Following an argument with spiteful sales manager Chuck Portnoy (Sienna Miller), Dan quits and establishes himself as a hardworking small-business owner.
His fledgling company, Apex Select, has two employees: Mike Pancake (Dave Franco), the butt of many of the film’s mean-spirited jibes, and Timothy McWinters (Tom Wilkinson), who is trapped in a loveless marriage and craves sexual thrills from other women: “I would settle for one shade of grey,” he laments.
Dan breathes a huge sigh of relief when he closes a major deal with Jim Spinch (James Marsden) that simply requires a handshake in person.
Dan flies off to close the deal, flanked by Timothy and Mike. Upon arrival, the trio learns that Chuck is in town to steal the business for Dynamic so Dan resorts to extreme measures to win the contract, embarking on a madcap series of misadventures that includes an embarrassing detour to a gay fetish event with Spinch’s assistant (Nick Frost).
Meanwhile, back at home, Dan’s son is bullied mercilessly about his weight. “I can’t even fit in with the kids who don’t fit in!” whimpers the lad during a video chat.
Unfinished Business is a catastrophe.
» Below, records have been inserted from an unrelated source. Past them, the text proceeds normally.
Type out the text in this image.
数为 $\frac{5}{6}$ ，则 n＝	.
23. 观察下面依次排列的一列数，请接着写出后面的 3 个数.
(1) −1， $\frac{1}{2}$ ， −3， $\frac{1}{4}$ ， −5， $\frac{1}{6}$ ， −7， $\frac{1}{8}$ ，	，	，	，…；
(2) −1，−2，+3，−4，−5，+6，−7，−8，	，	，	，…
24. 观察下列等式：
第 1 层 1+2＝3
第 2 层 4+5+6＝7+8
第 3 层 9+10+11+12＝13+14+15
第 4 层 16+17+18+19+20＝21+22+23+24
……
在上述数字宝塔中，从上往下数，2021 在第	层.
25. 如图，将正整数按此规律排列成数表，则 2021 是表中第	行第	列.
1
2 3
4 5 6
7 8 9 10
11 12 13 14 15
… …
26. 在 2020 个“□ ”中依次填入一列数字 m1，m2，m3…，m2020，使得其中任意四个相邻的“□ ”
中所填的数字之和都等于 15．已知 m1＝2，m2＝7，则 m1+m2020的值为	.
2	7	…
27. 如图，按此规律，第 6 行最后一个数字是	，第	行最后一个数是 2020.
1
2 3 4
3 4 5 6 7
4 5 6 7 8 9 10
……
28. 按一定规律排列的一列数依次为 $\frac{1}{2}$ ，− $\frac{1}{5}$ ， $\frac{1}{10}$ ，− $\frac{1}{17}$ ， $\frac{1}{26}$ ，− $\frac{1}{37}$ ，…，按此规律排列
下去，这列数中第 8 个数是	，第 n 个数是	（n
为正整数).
Jokes fall uncomfortably flat and half-hearted attempts to empower Franco’s sweet, trusting character are constantly undermined by mean-spirited jibes at his expense that leave a nasty taste in the mouth.
Vaughn, Wilkinson and Franco catalyse lukewarm screen chemistry while British star Frost may never recover from the indignities afforded him.